Schwarzenegger has admitted in interviews that deciding whether to grant or deny a request for clemency is the most difficult thing a governor must do.

“It’s never a fun thing to do, let me tell you,” the governor told reporters during his recent trip to China, according to a transcript of the interview provided by his office. “This is kind of the toughest thing to do when you’re governor, because you’re dealing with someone’s life. … And so I dread that situation, but it’s something that’s part of the job, and I have to do it.”

A spokeswoman for the governor said that he has, in the past, indicated that he supports the death penalty.

Romero, D-Los Angeles, a death-penalty opponent who is advocating clemency for Williams, said she is hopeful that Schwarzenegger will perform an act of mercy.

“I believe this governor believes in redemption,” she said.

Schwarzenegger has twice before denied clemency requests—those of Kevin Cooper, in January 2004, and Donald Beardslee, executed in January this year. Those two cases were hardly as high-profile as Williams’.

Back in Barbara Danzinger’s class at Yolo High School, she explained why she’d invited Wilhoit and Eggers to speak. “I teach a government class,” she said. “We started the year talking about Roe v. Wade.” And, she said, she wanted to take students from where government starts to affect our lives to where it stops.

She made it clear to the students that they would hear a very one-sided argument from the anti-death-penalty advocates.

Wilhoit, still standing, hands in pockets, came around in his story to how he experienced a change of heart about the death penalty.
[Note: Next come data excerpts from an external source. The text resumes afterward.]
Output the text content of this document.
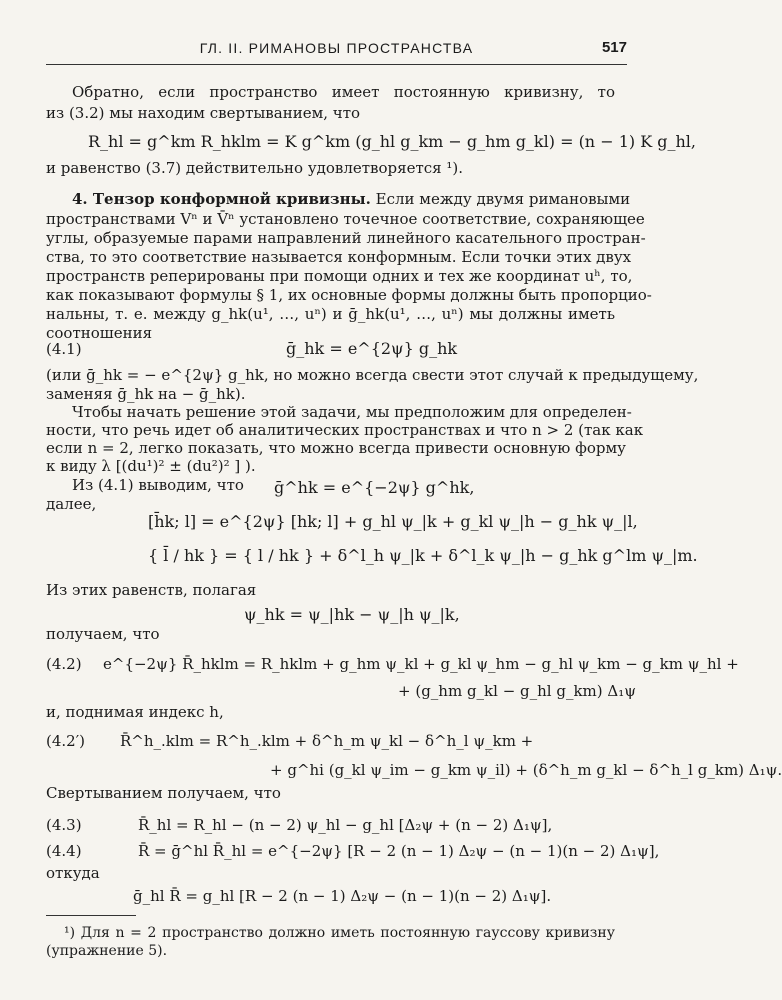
ГЛ. II. РИМАНОВЫ ПРОСТРАНСТВА	517
Обратно, если пространство имеет постоянную кривизну, то
из (3.2) мы находим свертыванием, что
R_hl = g^km R_hklm = K g^km (g_hl g_km − g_hm g_kl) = (n − 1) K g_hl,
и равенство (3.7) действительно удовлетворяется ¹).
4. Тензор конформной кривизны. Если между двумя римановыми
пространствами Vⁿ и V̄ⁿ установлено точечное соответствие, сохраняющее
углы, образуемые парами направлений линейного касательного простран-
ства, то это соответствие называется конформным. Если точки этих двух
пространств реперированы при помощи одних и тех же координат uʰ, то,
как показывают формулы § 1, их основные формы должны быть пропорцио-
нальны, т. е. между g_hk(u¹, …, uⁿ) и ḡ_hk(u¹, …, uⁿ) мы должны иметь
соотношения
(4.1)	ḡ_hk = e^{2ψ} g_hk
(или ḡ_hk = − e^{2ψ} g_hk, но можно всегда свести этот случай к предыдущему,
заменяя ḡ_hk на − ḡ_hk).
Чтобы начать решение этой задачи, мы предположим для определен-
ности, что речь идет об аналитических пространствах и что n > 2 (так как
если n = 2, легко показать, что можно всегда привести основную форму
к виду λ [(du¹)² ± (du²)² ] ).
Из (4.1) выводим, что ḡ^hk = e^{−2ψ} g^hk,
далее,
[h̄k; l] = e^{2ψ} [hk; l] + g_hl ψ_|k + g_kl ψ_|h − g_hk ψ_|l,
{ l̄ / hk } = { l / hk } + δ^l_h ψ_|k + δ^l_k ψ_|h − g_hk g^lm ψ_|m.
Из этих равенств, полагая
ψ_hk = ψ_|hk − ψ_|h ψ_|k,
получаем, что
(4.2) e^{−2ψ} R̄_hklm = R_hklm + g_hm ψ_kl + g_kl ψ_hm − g_hl ψ_km − g_km ψ_hl +
+ (g_hm g_kl − g_hl g_km) Δ₁ψ
и, поднимая индекс h,
(4.2′) R̄^h_.klm = R^h_.klm + δ^h_m ψ_kl − δ^h_l ψ_km +
+ g^hi (g_kl ψ_im − g_km ψ_il) + (δ^h_m g_kl − δ^h_l g_km) Δ₁ψ.
Свертыванием получаем, что
(4.3)	R̄_hl = R_hl − (n − 2) ψ_hl − g_hl [Δ₂ψ + (n − 2) Δ₁ψ],
(4.4)	R̄ = ḡ^hl R̄_hl = e^{−2ψ} [R − 2 (n − 1) Δ₂ψ − (n − 1)(n − 2) Δ₁ψ],
откуда
ḡ_hl R̄ = g_hl [R − 2 (n − 1) Δ₂ψ − (n − 1)(n − 2) Δ₁ψ].
¹) Для n = 2 пространство должно иметь постоянную гауссову кривизну
(упражнение 5).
While on death row, he said, he’d become friends with Charles Coleman and Roger Dale Stafford, two convicts who, between them, were responsible for 13 murders. While Wilhoit was there, Coleman’s execution date came up.

“I didn’t really think it would bother me,” Wilhoit said. “At one minute after midnight, they were counting down on TV like New Year’s Eve. At 12:11 a.m., I was overwhelmed with grief. It happened in the blink of an eye. … The world was not a better place, the sun certainly wasn’t going to shine any brighter because my friend Chuck was put down like a diseased animal.”
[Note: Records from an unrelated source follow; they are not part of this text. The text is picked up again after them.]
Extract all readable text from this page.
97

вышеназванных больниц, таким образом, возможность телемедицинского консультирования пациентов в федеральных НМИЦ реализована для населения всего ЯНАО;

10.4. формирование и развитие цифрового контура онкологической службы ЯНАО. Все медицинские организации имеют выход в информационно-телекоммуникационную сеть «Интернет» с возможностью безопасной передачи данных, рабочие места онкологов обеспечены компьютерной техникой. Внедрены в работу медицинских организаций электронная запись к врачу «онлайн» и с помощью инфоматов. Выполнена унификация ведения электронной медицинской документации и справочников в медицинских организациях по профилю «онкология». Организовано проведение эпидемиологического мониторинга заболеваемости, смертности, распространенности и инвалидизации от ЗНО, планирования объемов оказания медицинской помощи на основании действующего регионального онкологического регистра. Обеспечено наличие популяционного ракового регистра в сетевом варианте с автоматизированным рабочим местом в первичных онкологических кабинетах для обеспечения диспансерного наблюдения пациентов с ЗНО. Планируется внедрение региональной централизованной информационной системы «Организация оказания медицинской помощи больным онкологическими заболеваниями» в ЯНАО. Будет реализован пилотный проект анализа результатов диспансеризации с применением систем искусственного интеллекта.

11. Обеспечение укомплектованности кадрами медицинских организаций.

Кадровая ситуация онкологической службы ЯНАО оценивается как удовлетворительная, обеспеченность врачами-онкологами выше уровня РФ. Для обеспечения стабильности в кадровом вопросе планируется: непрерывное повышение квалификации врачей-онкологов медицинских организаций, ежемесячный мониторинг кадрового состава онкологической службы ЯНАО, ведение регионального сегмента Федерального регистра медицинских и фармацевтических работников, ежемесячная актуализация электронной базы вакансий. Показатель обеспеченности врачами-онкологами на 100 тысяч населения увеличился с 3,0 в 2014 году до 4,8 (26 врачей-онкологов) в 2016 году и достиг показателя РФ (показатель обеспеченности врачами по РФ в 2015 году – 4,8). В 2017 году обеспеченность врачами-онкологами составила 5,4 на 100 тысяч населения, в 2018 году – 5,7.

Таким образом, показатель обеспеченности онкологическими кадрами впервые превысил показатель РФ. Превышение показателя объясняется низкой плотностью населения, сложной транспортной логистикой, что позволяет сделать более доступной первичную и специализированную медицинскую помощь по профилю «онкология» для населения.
As for Wilhoit’s murder case, with a decent appellate lawyer, he was able to show through forensic evidence that it was impossible that he was the person who killed his wife. In 1993, Wilhoit was released from prison. The very next day, he says, he headed west, not stopping until he reached a friend’s place in Sacramento.

At its conclusion, Wilhoit’s story appeared not to sway Danzinger’s students. Two friends on opposing sides of the argument walked out of class, minds unchanged.

Israel Mosqueda, 18, who described himself as Christian, said he already shared Wilhoit’s point of view. “I believe that two wrongs don’t make a right,” he said.

But his friend Harley Skinner, 16, said he supports the death penalty in cases where it can absolutely be proven that the convicted person is guilty. “I got that whole ‘eye for an eye’ thing,” he said.

When asked whether cases such as Wilhoit’s—in which an innocent person may accidentally have been put to death—changed his view, Skinner shrugged his shoulders.

Another student raised her hand to ask Wilhoit a question. “Do you think you were freed for a reason?” she asked quietly.

“I do,” Wilhoit replied. “That’s why I devote myself to talks like this one. I try to tell people the truth about capital punishment.”